Barrel Sample: 94-96 Points -
Wine Spectator
Loaded with layers of blanched almond, white peach, yellow apple and Cavaillon melon fruit flavors, all backed by piercing chamomile, fleur de sel, citrus oil and green plum notes. The finish shows vivacious acidity. This is the rare dry white Bordeaux that actually needs cellaring.
Sometimes light and crisp, other times rich and creamy, Bordeaux White Blends typically consist of Sauvignon Blanc and Semillon. Often, a small amount of Muscadelle or Sauvignon Gris is included for added intrigue. Popularized in Bordeaux, the blend is often mimicked throughout the New World. Somm Secret—Sauternes and Barsac are usually reserved for dessert, but they can be served before, during or after a meal. Try these sweet wines as an aperitif with jamón ibérico, oysters with a spicy mignonette or during dinner alongside hearty Alsatian sausage.
Recognized for its superior reds as well as whites, Pessac-Léognan on the Left Bank claims classified growths for both—making it quite unique in comparison to its neighboring Médoc properties.
Pessac’s Chateau Haut-Brion, the only first growth located outside of the Médoc, is said to have been the first to conceptualize fine red wine in Bordeaux back in the late 1600s. The estate, along with its high-esteemed neighbors, La Mission Haut-Brion, Les Carmes Haut-Brion, Pique-Caillou and Chateau Pape-Clément are today all but enveloped by the city of Bordeaux. The rest of the vineyards of Pessac-Léognan are in clearings of heavily forested area or abutting dense suburbs.
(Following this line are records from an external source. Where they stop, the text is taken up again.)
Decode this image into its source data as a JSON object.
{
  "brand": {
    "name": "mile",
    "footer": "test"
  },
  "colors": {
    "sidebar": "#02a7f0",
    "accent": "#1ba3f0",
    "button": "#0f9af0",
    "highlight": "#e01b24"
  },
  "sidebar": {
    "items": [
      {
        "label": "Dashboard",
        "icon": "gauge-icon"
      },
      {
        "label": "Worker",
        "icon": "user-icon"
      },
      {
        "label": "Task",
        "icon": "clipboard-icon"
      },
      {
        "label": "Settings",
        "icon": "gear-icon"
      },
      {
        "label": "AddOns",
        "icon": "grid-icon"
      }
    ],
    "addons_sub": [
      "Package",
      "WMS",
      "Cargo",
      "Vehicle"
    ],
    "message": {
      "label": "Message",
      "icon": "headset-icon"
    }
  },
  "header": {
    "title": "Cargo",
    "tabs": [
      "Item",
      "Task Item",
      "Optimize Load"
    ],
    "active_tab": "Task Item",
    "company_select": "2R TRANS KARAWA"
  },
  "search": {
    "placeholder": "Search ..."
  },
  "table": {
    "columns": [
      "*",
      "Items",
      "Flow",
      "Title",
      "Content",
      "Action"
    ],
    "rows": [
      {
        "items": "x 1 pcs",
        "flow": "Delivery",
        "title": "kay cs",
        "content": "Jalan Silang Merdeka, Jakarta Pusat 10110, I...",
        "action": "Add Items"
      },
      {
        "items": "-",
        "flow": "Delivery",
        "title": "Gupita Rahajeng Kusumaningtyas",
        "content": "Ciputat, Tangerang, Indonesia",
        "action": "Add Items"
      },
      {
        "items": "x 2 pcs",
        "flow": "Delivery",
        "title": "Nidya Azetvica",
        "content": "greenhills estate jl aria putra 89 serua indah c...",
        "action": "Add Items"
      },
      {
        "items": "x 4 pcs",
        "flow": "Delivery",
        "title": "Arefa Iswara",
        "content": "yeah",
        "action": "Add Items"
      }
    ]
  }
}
Arid sand and gravel on top of clay and limestone make the area unique and conducive to growing Sémillon and Sauvignon blanc as well as the grapes in the usual Left Bank red recipe: Cabernet Sauvignon, Merlot, Cabernet Franc and miniscule percentages of Petit Verdot and Malbec.
The best reds will show great force and finesse with inky blue and black fruit, mushroom, forest, tobacco, iodine and a smooth and intriguing texture.
Its best whites show complexity, longevity and no lack of exotic twists on citrus, tropical and stone fruit with pronounced floral and spice characteristics.